Background: It has been postulated that inadequate clearance of the amyloid β protein (Aβ)
plays an important role in the accumulation of Aβ in sporadic late onset Alzheimer's disease (AD).
While the blood brain barrier (BBB) has taken the center stage in processes involving Aβ clearance, little
information is available about the role of the lymphatic system. We previously reported that Aβ is
cleared through the lymphatic system. We now assessed lymphatic Aβ clearance by treating a mouse
model of AD amyloidosis with melatonin, an Aβ aggregation inhibitor and immuno-regulatory neurohormone.
Objective: To confirm and expand our initial finding that Aβ is cleared through the lymphatic system.
Lymphatic clearance of metabolic and cellular “waste” products from the brain into the peripheral lymphatic
system has been known for a long time. However, except for our prior report, there is no additional
experimental data published about Aβ being cleared into peripheral lymph nodes.

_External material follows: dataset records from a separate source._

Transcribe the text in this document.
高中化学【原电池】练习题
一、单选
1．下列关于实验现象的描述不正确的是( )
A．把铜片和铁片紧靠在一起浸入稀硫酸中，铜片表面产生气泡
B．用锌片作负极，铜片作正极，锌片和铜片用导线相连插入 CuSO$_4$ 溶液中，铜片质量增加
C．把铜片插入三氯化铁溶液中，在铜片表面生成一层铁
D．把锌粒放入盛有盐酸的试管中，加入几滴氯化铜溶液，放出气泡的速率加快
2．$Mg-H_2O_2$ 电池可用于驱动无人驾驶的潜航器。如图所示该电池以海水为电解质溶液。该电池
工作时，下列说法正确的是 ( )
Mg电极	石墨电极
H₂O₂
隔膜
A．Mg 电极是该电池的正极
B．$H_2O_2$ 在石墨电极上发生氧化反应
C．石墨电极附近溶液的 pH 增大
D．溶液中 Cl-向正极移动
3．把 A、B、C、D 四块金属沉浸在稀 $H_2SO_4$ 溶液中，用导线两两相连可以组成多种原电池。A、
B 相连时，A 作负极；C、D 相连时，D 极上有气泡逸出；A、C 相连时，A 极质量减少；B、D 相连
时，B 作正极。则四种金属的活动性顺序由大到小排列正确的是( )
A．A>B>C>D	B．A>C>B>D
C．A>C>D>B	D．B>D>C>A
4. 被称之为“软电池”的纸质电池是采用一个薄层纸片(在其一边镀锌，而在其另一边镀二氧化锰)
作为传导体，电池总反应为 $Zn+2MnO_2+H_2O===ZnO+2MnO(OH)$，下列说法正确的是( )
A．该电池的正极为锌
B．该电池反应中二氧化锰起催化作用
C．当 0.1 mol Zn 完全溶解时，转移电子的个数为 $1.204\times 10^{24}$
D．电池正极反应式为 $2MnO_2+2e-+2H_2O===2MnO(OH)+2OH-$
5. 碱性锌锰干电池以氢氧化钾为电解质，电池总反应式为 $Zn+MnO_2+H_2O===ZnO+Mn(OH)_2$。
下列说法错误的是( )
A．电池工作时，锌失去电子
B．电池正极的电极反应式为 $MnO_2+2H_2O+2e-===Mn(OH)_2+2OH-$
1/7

Methods: For these experiments, we used a transgenic mouse model (Tg2576) that over-expresses a mutant
form of the Aβ precursor protein (APP) in the brain. We examined levels of Aβ in plasma and in
lymph nodes of transgenic mice as surrogate markers of vascular and lymphatic clearance, respectively.
Aβ levels were also measured in the brain and in multiple tissues.
Results: Clearance of Aβ peptides through the lymphatic system was confirmed in this study. Treatment
with melatonin led to the following changes: 1-A statistically significant increase in soluble monomeric
Aβ40 and an increasing trend in Aβ42 in cervical and axillary lymph nodes of treated mice. 2-
Statistically significant decreases in oligomeric Aβ40 and a decreasing trend Aβ42 in the brain.
Conclusion: The data expands on our prior report that the lymphatic system participates in Aβ clearance
from the brain. We propose that abnormalities in Aβ clearance through the lymphatic system may contribute
to the development of cerebral amyloidosis. Melatonin and related indole molecules (i.e., indole-
3-propionic acid) are known to inhibit Aβ aggregation although they do not reverse aggregated Aβ or
amyloid fibrils. Therefore, these substances should be further explored in prevention trials for delaying
the onset of cognitive impairment in high risk populations.